The Chandigarh Cyber Police probe indicates that Singh was not alone but was probably part of a group, perhaps with networks nationwide or even worldwide. This is characteristic of what we encounter in cybercrime, where operations usually span borders, using legal variations to evade detection. The solo scammer days are largely behind us; financial fraud today is increasingly the product of organized crime networks with specialized roles for each member.

What is most disturbing here is the manner in which it shows the evolution of white-collar crime in India. We have moved from physical share certificates and direct contact to a stage where a couple of taps on a smartphone can transfer crores of rupees to criminals. Online platforms have facilitated investments, but they have also brought in vulnerabilities that are being rapidly exploited by criminals.

In response to these events, authorities are warning people to be careful before investing online, especially when approached by unofficial channels like WhatsApp or Telegram groups. This is good advice, but it is ironic that we need to warn people against investing based on tips from prisoners in jail. If the phrase “Don’t invest on tips from convicted criminals” is not yet part of common sense, then maybe our education system has more to answer for than we thought.

As this case develops, it is a reminder that in today’s digital era, physical barriers, even prison walls rarely get in the way of determined perpetrators. For every security measure used, it appears that there is a countermeasure just waiting to be found. It’s a cat-and-mouse game using technology where the cost is not only the safety of our prisons but also the financial health of would-be victims.

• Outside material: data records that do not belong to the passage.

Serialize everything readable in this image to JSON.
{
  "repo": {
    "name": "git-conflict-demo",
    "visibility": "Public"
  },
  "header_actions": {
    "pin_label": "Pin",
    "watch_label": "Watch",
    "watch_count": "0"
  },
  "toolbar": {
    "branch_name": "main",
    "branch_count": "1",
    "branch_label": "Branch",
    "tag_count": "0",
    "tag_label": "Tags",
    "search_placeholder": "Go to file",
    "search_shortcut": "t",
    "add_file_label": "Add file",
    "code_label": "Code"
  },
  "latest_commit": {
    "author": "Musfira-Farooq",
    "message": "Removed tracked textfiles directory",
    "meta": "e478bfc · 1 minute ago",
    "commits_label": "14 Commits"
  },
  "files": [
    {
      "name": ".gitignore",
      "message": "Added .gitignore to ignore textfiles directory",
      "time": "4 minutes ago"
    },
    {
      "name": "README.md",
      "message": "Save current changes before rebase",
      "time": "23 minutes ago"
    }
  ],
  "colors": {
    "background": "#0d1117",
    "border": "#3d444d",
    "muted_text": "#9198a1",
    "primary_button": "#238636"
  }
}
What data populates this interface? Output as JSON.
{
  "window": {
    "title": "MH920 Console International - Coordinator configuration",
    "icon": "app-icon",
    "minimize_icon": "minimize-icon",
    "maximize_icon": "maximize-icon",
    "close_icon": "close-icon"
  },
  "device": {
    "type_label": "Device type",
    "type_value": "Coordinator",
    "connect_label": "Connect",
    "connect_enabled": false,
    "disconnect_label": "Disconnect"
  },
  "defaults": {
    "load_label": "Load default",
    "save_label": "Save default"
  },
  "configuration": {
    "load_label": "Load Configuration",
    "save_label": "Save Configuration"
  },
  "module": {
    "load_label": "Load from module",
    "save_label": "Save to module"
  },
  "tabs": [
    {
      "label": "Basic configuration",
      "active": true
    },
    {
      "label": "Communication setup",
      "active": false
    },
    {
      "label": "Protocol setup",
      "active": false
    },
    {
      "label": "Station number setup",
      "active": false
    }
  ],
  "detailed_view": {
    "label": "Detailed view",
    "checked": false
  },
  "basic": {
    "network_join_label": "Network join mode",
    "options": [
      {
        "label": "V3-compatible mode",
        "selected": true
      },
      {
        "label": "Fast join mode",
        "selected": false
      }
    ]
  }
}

“The market can be irrational for longer than you can stay solvent,” economist John Maynard Keynes famously said. In the Tihar stock scam, we might argue that criminal ingenuity can sometimes outlast institutional safeguards. The question now is whether our systems of regulation and technology can catch up fast enough to plug the holes that allow such schemes to thrive.

Tihar Jail Stock Market Scam
Tihar Jail Stock Market Scam

Meanwhile, the best punishment for Singh might be to make him invest his stolen money in the real stock market at the worst possible time; no fake apps, no manipulated returns, just the cold hard truth of seeing his investments tank along with his freedom. That would be fitting punishment that fits squarely with Wall Street’s most lurid cautionary tales.